Z.AI Releases GLM 4.5 Series with New Features

Z.AI Releases GLM 4.5 Series: High-Performance, Open-Source Models Focused on Agent Capabilities

Contents

Z.AI (formerly Zepoo AI) has launched the GLM 4.5 series, comprising the flagship GLM 4.5 model and the lighter GLM 4.5 Air. Positioned as a significant open-source release in 2025, these models emphasize a balance of performance, efficiency, agent capabilities, and cost.

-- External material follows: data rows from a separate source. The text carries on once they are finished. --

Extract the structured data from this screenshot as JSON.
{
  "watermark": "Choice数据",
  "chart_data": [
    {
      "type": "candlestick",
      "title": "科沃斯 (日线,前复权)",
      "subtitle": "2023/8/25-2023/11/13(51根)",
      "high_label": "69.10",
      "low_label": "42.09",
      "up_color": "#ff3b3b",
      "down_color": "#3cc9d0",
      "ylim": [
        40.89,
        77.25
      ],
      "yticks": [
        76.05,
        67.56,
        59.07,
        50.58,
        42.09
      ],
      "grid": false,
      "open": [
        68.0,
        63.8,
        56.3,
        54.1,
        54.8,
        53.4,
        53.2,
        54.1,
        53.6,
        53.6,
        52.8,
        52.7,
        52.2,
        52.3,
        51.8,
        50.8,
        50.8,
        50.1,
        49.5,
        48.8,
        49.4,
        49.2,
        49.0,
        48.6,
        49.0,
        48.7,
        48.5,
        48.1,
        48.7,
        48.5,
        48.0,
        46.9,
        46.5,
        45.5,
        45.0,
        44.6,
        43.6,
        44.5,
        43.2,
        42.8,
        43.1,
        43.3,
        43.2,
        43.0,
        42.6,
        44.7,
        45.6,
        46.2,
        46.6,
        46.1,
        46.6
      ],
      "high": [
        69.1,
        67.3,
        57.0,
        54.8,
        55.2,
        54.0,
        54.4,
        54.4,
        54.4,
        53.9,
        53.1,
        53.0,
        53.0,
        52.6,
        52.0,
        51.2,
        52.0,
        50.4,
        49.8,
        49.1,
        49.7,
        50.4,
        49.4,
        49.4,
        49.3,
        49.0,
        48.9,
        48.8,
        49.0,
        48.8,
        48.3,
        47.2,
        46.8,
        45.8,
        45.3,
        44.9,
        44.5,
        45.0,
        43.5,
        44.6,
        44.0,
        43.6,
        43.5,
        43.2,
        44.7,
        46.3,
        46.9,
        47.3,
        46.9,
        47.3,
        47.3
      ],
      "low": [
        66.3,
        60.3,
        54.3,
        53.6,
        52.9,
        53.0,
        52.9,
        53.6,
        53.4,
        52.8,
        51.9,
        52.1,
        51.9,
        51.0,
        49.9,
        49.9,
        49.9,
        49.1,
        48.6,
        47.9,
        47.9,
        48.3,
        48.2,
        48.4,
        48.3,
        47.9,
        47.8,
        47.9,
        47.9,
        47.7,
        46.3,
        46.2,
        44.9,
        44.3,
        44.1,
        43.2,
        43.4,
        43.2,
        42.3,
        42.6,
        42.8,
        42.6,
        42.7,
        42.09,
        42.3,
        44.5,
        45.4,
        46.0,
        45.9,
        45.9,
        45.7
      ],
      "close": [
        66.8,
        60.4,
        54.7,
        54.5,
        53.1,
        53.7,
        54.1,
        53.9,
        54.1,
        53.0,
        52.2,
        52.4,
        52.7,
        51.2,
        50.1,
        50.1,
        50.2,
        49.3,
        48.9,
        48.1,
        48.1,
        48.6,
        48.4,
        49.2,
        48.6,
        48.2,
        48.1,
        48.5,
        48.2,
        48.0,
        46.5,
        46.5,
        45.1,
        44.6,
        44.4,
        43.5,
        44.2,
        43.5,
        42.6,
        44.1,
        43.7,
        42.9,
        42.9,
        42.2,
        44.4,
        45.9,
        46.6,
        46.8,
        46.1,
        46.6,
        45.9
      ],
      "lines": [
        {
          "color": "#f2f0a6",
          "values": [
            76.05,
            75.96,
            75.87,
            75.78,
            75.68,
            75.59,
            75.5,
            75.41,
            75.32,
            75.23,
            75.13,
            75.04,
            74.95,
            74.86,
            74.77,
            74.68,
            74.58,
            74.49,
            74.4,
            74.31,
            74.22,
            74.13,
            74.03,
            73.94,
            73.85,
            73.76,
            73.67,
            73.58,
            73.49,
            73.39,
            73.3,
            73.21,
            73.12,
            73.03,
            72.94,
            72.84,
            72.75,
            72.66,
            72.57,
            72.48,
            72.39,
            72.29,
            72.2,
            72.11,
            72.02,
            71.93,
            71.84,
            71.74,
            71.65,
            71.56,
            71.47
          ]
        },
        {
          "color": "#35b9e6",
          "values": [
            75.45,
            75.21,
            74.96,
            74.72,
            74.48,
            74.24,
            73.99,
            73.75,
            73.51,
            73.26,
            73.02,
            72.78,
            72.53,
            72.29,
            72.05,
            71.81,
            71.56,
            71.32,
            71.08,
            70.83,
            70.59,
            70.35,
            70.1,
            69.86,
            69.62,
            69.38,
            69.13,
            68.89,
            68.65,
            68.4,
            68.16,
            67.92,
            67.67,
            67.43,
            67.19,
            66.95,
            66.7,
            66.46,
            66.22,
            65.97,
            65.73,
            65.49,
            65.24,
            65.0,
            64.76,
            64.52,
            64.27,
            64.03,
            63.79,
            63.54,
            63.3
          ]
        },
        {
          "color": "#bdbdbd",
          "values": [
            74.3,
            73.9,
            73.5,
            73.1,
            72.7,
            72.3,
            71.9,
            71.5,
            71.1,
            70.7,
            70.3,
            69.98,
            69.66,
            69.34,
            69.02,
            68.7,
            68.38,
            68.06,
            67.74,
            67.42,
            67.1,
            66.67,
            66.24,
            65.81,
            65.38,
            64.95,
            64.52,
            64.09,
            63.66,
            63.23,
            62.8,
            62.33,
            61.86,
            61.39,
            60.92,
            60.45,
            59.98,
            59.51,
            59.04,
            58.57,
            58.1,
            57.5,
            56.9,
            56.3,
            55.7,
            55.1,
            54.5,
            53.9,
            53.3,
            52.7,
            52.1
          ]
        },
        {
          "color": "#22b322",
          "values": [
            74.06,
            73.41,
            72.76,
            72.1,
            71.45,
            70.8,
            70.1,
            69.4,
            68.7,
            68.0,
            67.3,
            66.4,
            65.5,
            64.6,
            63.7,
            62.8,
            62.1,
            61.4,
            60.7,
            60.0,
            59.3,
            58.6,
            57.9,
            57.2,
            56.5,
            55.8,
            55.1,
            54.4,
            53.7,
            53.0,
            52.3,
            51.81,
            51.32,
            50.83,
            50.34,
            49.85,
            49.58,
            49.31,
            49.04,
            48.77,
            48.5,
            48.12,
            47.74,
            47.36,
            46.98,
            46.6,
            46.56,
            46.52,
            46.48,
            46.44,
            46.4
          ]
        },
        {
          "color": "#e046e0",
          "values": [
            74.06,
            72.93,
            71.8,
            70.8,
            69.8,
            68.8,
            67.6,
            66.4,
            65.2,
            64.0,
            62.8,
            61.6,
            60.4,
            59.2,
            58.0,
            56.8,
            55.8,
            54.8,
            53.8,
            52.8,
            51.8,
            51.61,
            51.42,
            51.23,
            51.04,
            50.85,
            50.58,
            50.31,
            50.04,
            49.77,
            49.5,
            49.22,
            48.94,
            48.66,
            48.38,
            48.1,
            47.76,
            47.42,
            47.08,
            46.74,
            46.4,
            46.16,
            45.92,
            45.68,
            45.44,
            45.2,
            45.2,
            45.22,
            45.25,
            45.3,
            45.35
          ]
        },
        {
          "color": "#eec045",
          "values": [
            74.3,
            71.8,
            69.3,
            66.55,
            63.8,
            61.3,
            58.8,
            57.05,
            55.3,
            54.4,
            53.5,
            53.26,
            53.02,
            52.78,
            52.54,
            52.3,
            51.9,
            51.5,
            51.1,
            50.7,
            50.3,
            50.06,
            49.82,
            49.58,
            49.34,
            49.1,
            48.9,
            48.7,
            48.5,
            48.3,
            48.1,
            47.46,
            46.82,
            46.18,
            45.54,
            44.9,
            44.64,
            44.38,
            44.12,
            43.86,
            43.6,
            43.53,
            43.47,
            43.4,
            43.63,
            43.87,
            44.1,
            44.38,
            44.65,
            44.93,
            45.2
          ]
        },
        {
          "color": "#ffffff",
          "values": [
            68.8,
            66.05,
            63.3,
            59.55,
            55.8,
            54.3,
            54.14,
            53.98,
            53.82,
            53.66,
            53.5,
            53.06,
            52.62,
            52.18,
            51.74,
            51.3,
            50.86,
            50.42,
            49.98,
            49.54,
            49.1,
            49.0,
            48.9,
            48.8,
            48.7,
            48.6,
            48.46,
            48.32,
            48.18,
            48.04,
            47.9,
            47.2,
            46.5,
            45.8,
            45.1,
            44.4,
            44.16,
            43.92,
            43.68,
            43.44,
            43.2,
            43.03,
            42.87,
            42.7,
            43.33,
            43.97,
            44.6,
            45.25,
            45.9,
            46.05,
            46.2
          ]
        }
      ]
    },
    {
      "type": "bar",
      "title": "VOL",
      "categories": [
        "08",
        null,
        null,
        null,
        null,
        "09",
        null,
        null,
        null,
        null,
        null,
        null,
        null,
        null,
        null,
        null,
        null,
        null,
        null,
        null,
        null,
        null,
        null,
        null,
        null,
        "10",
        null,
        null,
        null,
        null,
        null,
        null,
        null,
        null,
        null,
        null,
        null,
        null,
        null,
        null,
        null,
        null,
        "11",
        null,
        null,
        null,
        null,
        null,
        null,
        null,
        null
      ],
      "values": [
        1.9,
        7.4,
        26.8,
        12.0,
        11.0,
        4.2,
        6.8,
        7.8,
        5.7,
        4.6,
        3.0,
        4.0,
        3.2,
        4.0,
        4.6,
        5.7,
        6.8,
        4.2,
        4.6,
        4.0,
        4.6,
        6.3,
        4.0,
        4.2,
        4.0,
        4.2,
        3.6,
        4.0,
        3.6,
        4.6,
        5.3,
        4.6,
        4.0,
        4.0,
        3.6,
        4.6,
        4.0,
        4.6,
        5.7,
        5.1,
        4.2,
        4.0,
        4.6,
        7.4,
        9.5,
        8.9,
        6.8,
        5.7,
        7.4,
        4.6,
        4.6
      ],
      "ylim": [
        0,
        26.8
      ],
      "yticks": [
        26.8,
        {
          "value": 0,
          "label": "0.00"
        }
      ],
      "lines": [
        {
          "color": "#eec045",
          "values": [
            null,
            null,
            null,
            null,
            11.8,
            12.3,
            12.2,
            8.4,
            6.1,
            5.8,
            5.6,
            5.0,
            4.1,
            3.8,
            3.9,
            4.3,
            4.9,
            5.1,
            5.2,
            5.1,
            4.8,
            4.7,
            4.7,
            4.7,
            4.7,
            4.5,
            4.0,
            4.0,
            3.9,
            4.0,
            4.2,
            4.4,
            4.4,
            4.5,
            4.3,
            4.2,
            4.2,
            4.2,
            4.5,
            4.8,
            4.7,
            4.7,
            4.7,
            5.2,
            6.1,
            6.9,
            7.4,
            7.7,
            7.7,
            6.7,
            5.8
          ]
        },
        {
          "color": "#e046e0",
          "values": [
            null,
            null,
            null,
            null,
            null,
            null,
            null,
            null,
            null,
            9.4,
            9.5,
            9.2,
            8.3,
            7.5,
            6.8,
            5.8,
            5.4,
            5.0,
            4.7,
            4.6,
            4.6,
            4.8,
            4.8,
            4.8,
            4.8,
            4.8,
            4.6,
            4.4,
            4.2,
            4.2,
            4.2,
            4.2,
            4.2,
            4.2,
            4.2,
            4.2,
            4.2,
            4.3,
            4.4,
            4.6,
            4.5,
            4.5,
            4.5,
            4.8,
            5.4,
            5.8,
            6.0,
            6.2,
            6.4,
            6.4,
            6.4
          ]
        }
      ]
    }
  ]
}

Model Architecture and Efficiency

GLM 4.5: A 355 billion parameter foundation model utilizing a mixture of experts (MoE) architecture. During inference, only 32 billion parameters are active per prompt. This design aims for high performance while managing costs and hardware demands.
GLM 4.5 Air: A smaller variant designed for accessibility, with 106 billion total parameters and 12 billion active per prompt. It targets hardware with 32GB to 64GB of VRAM.
Core Focus: Both models are engineered specifically for agent tasks, enabling step-by-step reasoning, tool usage, multi-turn planning, API calling, and interface control.
Operational Modes: Users can toggle between a “thinking mode” for complex reasoning and a “fast response mode” for speed.

Performance and Speed

The models employ speculative decoding and multi-token prediction layers.
GLM 4.5 generates over 100 tokens per second via its high-speed API, with observed peaks near 200 tokens per second.
It supports a context window of 128,000 tokens for input and 96,000 tokens for output.

Training and Development

Pre-training utilized 15 trillion tokens of general-purpose data.
An additional 7-8 trillion tokens were used for fine-tuning focused on code, reasoning, and autonomous agent tasks.
Z.AI developed “Slime,” a custom reinforcement learning infrastructure. Slime uses a hybrid setup decoupling training and data generation across hardware. It supports synchronous training and asynchronous rollouts, employing FP8 mixed precision to maintain efficiency during long agent tasks.
Architectural choices include increased model depth (more layers) over width, grouped query attention, partial rotary positional embeddings, 96 attention heads, and a hidden size of 5,120. A multi-token prediction layer aids speculative decoding.

Benchmark Results

Across 12 major evaluations (including reasoning, math, coding, agent behavior), GLM 4.5 ranked third globally, behind OpenAI’s GPT-4 and X.AI’s Grok-4, and ahead of models like Claude 4 Opus, DeepSeek-R1, and Gemini 2.5 Flash in most areas.
Key scores:
- Reasoning: 91% on AIM24, 98.2% on MATH 500.
- Coding: 64.2% on SWE-bench verified, 37.5% on Terminal Bench.
- Agent Tasks: 53.9% win rate over Kimi K2 in 52 tasks; 90.6% tool calling success rate (6% higher than Claude 4 Sonnet, Kimi K2, DeepSeek-R1).
- Web Research (BrowseComp): 26.4% accuracy.

Pricing and Accessibility

API pricing is approximately ¥0.8 (approx. $0.11 USD) per million input tokens and ¥2 (approx. $0.28 USD) per million output tokens. Combined cost is roughly ¥2.8 ($0.39 USD) per million tokens.
This pricing is significantly lower than competitors like Claude 4 (roughly ¥30 per million tokens at 100K context) and OpenAI’s GPT-4.
The models are released under the MIT license, making them open source and commercially usable.
Weights are available on Hugging Face and ModelScope.
Z.AI provides OpenAI-compatible APIs and compatibility with existing agent frameworks like LangChain for easy integration.

Demonstrated Capabilities

Live demos showcased GLM 4.5 acting as a research assistant (performing web searches, analyzing results, compiling answers with sources).
It built and controlled a Flappy Bird game from scratch (logic and animation).
It generated a complete HTML-based PowerPoint slide deck based on a single prompt (layout, content, images, text).
It built a full-stack web application (frontend, backend, database, deployment) through multi-turn conversation, resulting in a functional site.

Context and Strategy

Z.AI is part of a group of Chinese AI startups (including Moonshot, Step AI, Baichuan) referred to locally as the “AI6 Tigers,” known for releasing advanced open models.
This release positions GLM 4.5 as the largest open model to date (355B parameters).
Z.AI’s open-source, low-cost strategy contrasts with closed, expensive US models like GPT-4 and Claude 3, aiming for adoption through network effects.
The company has secured substantial funding: $1.5 billion from investors including Tencent, Alibaba, and Chinese local governments, plus a recent ~$140 million stake from Shanghai’s Puong VC.
Z.AI is preparing for a potential Hong Kong IPO and plans to raise an additional $300 million, focusing on foundation models. GLM 5 and multimodal capabilities are in development.